Marznący deszcz i gołoledź próbowały pokrzyżować plany organizatorów Koncertu Kolęd i Pastorałek w Kościele Garnizonowym p.w. NMP w Gnieźnie. Nie pokrzyżowało to jednak planów organizatorów koncertu, którymi byli: dowódca 3. Skrzydła Lotnictwa Transportowego płk dypl. pil. Sławomir Żakowski i proboszcz parafii ks. kapelan ppłk Piotr Gibasiewicz. Z zapowiadanej 40-osobowej Orkiestry Reprezentacyjnej Sił Powietrznych z Poznania dotarło tylko pięciu muzyków, na czele z jej kierownikiem i dyrygentem mjr Pawłem Joksem. Nie przeszkodziło to jednak muzykom w pokazaniu pięknego spektaklu.
Znów, jak rok temu, była piękna oprawa słowna w wykonaniu mjr Joksa, pełne liryki lub ekspresji wykonania kolęd i szybko płynący czas. Czas wyjątkowy, bo w przywróconej przez muzyków atmosferze Świąt Bożego Narodzenia. Do skromnego składu dętego kilkukrotnie dołączał solista – grający na saksofonie Antek Woźniak. Antek jest uczniem I klasy Samorządowej Szkoły Muzycznej w Tarnowie Podgórnym. Na zapleczu, w zakrystii, towarzyszyła mu jego nauczycielka Paulina Wasylków, a na widowni rodzice. To usprawiedliwione wsparcie, bowiem nie każdy w jego wieku ma okazję grać dla wojskowych dowódców, przedstawicieli władz i przede wszystkim dla
Major Joks w charakterystycznym dla siebie stylu przeprowadził publiczność przez kolejne kolędy opowiadając przy tym anegdoty z własnej przeszłości jak i inne przypowieści związane z narodzeniem Pana. Jego talent docenił sam Prymas Senior, który – dziękując za zaproszenie na koncert i wykonanie kolęd w oprawie wojskowej orkiestry stwierdził, że w sprawach religijnych już wszystko powiedziano w trakcie wykonania kolejnych utworów. Zapewnił również, że organizatorzy i wykonawcy mogą już teraz liczyć na jego obecność w przyszłym roku.

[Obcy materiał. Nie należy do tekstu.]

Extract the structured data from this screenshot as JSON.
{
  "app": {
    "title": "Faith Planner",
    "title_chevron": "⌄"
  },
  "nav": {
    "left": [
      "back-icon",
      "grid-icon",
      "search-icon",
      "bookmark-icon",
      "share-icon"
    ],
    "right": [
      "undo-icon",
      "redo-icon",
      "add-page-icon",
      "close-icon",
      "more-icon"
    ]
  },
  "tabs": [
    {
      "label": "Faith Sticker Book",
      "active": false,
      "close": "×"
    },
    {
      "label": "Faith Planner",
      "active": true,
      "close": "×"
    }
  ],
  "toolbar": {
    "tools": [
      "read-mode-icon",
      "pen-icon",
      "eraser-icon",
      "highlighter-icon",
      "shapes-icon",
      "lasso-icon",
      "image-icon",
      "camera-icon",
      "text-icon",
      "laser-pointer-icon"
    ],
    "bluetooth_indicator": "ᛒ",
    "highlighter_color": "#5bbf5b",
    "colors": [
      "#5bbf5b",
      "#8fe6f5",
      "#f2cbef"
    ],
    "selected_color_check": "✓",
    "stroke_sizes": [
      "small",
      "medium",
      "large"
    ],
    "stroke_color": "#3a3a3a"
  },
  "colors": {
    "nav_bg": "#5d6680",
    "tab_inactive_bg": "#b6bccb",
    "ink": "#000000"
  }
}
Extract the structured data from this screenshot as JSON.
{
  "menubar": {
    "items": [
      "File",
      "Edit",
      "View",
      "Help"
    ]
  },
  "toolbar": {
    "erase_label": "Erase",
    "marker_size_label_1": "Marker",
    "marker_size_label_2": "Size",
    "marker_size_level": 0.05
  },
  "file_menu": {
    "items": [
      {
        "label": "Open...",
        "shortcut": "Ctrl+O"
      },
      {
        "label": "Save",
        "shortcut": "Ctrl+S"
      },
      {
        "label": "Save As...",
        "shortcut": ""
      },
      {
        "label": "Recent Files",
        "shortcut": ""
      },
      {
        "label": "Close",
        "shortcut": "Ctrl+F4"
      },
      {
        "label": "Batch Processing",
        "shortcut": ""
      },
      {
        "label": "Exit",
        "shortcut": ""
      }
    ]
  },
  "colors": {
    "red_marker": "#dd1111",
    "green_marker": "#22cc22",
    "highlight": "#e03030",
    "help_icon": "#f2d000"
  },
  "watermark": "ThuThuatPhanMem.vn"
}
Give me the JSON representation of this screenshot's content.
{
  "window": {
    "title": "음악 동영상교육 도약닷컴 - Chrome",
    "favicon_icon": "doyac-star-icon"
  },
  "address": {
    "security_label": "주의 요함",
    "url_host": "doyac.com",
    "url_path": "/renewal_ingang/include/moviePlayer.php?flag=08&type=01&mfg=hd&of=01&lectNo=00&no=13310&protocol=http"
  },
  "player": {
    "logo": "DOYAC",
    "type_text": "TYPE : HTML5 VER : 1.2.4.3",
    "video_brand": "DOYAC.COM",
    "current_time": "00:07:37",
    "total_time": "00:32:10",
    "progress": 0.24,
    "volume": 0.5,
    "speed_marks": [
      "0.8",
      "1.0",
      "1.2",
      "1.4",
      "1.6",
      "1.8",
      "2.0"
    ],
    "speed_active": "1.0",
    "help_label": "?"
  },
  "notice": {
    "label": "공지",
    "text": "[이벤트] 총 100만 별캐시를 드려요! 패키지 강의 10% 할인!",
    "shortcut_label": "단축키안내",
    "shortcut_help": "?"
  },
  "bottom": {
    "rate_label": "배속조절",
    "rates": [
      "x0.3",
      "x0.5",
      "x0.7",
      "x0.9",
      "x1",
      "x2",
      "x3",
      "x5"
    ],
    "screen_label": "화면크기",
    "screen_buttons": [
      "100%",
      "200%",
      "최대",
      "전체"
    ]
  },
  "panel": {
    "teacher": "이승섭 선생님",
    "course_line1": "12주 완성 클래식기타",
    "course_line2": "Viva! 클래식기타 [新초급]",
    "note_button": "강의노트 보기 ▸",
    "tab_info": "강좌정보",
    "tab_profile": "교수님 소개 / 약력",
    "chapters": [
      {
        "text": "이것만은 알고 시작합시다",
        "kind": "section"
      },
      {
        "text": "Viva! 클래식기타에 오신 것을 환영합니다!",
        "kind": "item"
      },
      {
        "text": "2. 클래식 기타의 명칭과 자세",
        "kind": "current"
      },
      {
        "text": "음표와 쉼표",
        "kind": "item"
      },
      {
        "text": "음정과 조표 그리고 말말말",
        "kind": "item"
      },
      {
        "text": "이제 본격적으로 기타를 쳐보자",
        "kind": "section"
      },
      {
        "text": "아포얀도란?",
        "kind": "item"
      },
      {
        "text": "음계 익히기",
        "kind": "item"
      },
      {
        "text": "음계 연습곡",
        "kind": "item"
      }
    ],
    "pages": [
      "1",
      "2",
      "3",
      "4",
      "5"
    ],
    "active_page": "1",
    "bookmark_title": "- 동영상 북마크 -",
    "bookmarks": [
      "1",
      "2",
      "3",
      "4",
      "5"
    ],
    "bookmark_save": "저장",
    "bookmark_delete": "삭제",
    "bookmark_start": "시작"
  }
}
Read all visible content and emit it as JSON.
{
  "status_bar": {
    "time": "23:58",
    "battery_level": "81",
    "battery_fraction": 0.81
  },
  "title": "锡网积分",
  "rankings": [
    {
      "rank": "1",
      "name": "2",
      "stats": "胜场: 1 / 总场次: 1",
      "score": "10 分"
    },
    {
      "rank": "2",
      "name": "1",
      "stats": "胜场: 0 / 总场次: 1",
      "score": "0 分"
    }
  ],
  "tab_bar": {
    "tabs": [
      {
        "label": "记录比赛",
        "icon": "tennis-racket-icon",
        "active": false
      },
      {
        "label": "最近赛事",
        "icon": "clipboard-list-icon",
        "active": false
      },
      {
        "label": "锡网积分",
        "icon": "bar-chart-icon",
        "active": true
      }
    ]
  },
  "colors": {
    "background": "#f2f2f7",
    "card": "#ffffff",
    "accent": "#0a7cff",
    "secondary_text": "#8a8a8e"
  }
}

Na zakończenie wszystkim obecnym, zarówno wykonawcom jak i zebranej publiczności oraz gościom podziękował za przybycie i udział główny inicjator koncertu płk. Żakowski. Powiedział jednocześnie, że w ten oto sposób żegna się z Pierwszą Stolicą Polski, bowiem decyzją przełożonych za kilka dni przestanie być dowódcą 3. Skrzydła i przeniesie się do trzeciej stolicy – Warszawy, aby tam objąć nowe stanowisko służbowe. Zapewniamy, że jego podwładni będą kontynuować organizację kolejnych koncertów tym bardziej, że już się nauczyli, aby na kolejne koncerty nie zapomnieć zaprosić także ładnej pogody.